Dass Bund und Länder dennoch im Bundestagswahljahr diesen Weg gehen, kann man auch als stringente Linie sehen. Und als Ausdruck ihrer Not, denn auch das reiche Deutschland kann sich keinen Dauer-Lockdown leisten. Wie teuer die Krise den Staat kommt, zeigt eine Eilmeldung, die am Nachmittag mitten in die Konferenz hereinplatzt: Wegen der Coronakrise will Finanzminister Olaf Scholz (SPD) auch 2022 noch einmal neue Schulden in Höhe von rund 81,5 Milliarden Euro aufnehmen.

Keine Frage, die Menschen werden ihre Entscheidung bei der Bundestagswahl am 26. September kaum mit Einzelentscheidungen von Bund und Ländern begründen.
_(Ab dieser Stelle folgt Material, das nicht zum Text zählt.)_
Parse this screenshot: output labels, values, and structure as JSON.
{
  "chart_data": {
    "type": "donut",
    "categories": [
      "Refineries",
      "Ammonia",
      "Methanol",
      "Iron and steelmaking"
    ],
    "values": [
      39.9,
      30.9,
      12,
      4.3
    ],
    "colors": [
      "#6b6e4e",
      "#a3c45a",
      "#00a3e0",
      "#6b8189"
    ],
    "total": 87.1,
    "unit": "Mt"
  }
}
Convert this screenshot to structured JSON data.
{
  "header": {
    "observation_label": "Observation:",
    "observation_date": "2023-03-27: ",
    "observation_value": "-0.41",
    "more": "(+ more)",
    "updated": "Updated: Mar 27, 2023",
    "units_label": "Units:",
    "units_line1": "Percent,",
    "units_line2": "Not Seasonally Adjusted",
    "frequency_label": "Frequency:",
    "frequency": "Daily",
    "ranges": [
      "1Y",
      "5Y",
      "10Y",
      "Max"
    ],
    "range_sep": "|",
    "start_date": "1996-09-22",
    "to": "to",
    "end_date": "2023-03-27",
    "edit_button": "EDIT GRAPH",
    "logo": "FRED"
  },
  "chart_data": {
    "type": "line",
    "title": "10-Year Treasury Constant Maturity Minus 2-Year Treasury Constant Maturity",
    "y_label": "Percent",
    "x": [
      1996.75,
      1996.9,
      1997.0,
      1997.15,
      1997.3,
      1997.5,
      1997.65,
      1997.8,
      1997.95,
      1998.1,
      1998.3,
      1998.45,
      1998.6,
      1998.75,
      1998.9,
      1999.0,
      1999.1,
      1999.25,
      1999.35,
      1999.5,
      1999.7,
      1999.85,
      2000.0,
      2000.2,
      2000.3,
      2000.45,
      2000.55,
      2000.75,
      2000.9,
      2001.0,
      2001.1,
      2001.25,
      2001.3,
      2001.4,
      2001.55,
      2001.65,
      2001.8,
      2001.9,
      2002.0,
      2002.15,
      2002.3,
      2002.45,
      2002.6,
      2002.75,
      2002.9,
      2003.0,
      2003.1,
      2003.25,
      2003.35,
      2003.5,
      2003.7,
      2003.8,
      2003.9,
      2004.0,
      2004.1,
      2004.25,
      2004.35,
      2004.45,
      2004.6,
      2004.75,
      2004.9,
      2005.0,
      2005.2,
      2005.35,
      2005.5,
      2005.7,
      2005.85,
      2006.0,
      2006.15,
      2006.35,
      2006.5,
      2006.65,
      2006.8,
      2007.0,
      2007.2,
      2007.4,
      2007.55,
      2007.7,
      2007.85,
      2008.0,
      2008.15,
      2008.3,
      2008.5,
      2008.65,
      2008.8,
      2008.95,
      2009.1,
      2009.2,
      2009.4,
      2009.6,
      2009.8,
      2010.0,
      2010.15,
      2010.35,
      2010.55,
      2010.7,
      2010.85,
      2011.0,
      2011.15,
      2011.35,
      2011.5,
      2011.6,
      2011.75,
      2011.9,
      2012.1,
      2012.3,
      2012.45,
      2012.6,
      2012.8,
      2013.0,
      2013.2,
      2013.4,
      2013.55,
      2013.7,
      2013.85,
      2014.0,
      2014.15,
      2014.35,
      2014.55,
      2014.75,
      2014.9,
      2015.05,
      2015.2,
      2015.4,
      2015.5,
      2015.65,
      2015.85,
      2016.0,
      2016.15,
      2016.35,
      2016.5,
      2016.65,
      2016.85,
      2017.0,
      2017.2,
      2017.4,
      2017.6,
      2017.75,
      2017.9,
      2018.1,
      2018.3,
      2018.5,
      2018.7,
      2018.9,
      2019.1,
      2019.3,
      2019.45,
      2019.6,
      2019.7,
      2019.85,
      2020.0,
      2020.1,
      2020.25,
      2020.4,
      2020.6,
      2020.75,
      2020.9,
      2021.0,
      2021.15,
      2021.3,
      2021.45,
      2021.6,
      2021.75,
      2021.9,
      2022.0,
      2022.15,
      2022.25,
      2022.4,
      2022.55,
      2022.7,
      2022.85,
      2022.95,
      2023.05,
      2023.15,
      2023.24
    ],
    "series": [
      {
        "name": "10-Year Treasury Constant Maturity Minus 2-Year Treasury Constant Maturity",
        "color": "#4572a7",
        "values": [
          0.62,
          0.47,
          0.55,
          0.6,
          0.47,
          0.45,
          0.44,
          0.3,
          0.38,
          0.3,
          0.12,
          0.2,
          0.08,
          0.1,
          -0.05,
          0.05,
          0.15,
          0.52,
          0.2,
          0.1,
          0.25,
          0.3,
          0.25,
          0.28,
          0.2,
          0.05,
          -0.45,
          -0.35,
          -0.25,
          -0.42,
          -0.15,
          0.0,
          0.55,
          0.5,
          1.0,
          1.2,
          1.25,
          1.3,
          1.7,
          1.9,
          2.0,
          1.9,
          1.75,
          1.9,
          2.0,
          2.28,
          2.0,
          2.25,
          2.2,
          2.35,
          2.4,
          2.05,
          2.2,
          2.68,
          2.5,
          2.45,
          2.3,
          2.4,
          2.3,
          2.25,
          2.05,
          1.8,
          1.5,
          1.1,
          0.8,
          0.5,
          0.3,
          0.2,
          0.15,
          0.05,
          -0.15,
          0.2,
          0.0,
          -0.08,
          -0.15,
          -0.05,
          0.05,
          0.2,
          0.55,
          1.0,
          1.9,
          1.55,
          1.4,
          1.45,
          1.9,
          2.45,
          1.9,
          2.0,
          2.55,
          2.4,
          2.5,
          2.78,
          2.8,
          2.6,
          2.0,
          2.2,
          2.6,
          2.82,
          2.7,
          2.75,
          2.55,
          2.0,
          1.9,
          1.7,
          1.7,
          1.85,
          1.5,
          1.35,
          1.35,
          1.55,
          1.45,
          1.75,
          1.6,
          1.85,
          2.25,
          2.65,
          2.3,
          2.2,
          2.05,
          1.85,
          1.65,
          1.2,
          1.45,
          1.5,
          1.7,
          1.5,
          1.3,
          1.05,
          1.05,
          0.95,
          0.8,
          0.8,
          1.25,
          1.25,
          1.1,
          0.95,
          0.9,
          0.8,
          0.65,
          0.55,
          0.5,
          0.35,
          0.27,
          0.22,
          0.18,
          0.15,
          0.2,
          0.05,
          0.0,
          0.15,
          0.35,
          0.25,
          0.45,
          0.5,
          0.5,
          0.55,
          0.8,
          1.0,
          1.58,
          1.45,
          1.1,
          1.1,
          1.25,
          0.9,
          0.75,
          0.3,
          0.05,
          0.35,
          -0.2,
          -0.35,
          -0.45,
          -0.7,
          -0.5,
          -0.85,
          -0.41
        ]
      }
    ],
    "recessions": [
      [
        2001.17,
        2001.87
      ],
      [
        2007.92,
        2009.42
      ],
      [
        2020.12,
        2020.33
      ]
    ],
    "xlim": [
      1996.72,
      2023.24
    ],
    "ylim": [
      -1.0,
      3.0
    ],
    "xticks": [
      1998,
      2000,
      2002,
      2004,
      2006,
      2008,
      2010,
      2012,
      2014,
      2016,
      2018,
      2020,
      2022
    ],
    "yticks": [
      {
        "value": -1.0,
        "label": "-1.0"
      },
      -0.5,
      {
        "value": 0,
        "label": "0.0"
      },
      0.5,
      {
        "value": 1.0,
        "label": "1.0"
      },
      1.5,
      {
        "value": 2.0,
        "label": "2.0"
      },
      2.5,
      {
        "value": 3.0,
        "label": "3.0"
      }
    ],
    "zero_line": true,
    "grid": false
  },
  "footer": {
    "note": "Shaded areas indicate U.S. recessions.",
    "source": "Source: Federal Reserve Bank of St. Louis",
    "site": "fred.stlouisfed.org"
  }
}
Doch in den Hinterköpfen der Politiker nimmt die am 26. September anstehende Bundestagswahl einen immer größeren Platz ein. Nur so lässt sich die aufgeheizte Stimmung in der Verhandlung und das Gezerre um jeden Punkt zwischen SPD und Union erklären. Sowohl die SPD als auch die Union brauchen aber neuen Rückenwind, wollen sie gegen die Grünen erfolgreich sein.

Das dürfte nicht nur SPD-Kanzlerkandidat Scholz, sondern auch die für die Unions-Kanzlerkandidatur gehandelten Top-Bewerber unter Druck bringen – CDU-Chef Armin Laschet und Söder. Einen Stimmungsumschwung kann es aber wohl erst geben, wenn die schleppenden Corona-Impfungen Wirkung zeigen. Auch das betrifft besonders die Union. Und sie muss nach der Wahl auch noch ohne Krisenkanzlerin Merkel auskommen.